こころの内奥に

こころの内奥、すなわちこころの奥の奥のところに何があると見るか。

そこに、性欲的エネルギーの源泉たるリビドーなるものを見た、歴史に残る人もいます。

一方、同じ西欧人で、こころの内奥の、その深遠なるところに、大いなる自己を見た人もいます。その大いなる自己は、「神」でもあり、「大いなる私」でもあります。
その彼の研究は、原始キリスト教とともに、さらには必然的に、東洋思想にも及びます。

こころの内奥に何を見るか。

さて、この先は我が日本での話です。

それは、前述の彼らから遡ること三百年近く前の、千六百年代前期の話です。

ここに、二人の人物があり、その歌があります。


みな人のまゐる社は月なれや こころのすまば神や宿らん(中江藤樹

みな人のまゐる社に神はなし 心のそこに神やまします(熊澤蕃山)


中江藤樹は、近江聖人といわれた人です。
この藤樹の歌は、熊澤蕃山が教えを得たいと希(こいねが)い、その入門時に藤樹が詠んだ歌とされます。

藤樹の詠った「社」は、外在する物でありますが、外在するということに囚われるべきではないでしょう。
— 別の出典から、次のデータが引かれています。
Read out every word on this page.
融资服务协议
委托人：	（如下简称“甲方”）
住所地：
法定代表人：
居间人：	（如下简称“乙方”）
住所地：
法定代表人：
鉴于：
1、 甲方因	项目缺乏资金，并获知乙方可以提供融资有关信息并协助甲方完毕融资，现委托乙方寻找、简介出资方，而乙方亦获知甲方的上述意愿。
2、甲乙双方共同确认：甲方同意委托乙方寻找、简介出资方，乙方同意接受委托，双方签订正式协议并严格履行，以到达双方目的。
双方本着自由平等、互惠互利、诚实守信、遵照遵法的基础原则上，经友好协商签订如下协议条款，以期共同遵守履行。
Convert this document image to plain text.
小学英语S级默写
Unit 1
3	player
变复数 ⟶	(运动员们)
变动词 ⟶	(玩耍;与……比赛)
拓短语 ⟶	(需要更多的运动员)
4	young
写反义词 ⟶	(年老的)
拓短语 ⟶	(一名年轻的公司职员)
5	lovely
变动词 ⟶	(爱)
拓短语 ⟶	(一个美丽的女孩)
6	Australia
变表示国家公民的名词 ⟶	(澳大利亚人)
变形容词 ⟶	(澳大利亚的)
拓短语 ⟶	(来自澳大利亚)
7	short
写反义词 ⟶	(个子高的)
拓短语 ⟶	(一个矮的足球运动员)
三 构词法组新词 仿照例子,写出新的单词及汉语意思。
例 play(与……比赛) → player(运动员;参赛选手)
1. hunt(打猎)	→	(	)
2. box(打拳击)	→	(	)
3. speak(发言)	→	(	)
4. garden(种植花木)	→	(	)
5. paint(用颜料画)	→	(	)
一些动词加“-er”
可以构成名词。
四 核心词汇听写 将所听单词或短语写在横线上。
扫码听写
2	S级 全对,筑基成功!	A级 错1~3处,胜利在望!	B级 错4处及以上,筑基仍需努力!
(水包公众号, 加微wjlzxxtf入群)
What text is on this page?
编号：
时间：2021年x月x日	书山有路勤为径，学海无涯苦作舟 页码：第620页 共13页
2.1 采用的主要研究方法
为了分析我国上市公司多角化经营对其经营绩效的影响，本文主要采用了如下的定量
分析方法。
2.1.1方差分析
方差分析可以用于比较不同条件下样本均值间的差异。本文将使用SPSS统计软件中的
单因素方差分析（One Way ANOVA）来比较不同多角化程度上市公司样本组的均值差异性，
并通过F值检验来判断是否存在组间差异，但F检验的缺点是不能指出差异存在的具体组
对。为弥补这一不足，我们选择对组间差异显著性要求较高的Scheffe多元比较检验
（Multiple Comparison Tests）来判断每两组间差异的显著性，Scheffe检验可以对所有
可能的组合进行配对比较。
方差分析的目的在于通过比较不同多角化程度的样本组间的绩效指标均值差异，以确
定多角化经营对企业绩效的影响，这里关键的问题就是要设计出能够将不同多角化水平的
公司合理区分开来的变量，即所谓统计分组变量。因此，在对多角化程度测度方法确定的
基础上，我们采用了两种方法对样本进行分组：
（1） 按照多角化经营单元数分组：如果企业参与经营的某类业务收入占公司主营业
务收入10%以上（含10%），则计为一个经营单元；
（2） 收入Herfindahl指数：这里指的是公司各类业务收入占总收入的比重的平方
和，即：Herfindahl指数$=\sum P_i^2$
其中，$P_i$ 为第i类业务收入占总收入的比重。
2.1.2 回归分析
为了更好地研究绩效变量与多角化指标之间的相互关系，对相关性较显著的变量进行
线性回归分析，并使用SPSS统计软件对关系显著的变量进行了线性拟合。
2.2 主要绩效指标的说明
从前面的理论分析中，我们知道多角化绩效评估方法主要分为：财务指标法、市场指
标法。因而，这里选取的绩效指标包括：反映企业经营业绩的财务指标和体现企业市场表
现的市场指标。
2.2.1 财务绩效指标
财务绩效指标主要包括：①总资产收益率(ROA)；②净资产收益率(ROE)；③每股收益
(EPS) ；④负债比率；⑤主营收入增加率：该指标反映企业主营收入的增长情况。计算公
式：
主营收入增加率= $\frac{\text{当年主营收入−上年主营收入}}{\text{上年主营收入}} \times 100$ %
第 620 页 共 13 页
そして、「社」と「こころ」との区別はあいまいと見なければなりません。「月」は、日々に生きるに何が善かと分からぬ暗がりを照らすものです。「すまば」というのは「住まば」とも「澄まば」とも理解できます。そして、神が宿るところを示しています。

蕃山の歌の「社」は、より外在する物として理解すべきでしょう。そして、人々が参って、手を合わせる
「社」には神はいないと言います。「社」に向って手を合わせているその人のこころに、神はおわしますと言っています。「心のそこ」の「そこ」とは、どこと考えるのがよいでしょう。

こころの内奥にもって行ってしまっているのは、ほかならぬ「私」自身かもしれません。

ここで私たちは、「神」とは何ぞやと概念規定をしようとするこころに振り回されないようにしなければなりません。

そして、これらの歌が、私たちのこころに難しい理屈抜きで入ってくるならば、私たち(のこころ)は正にその通りなのでしょう。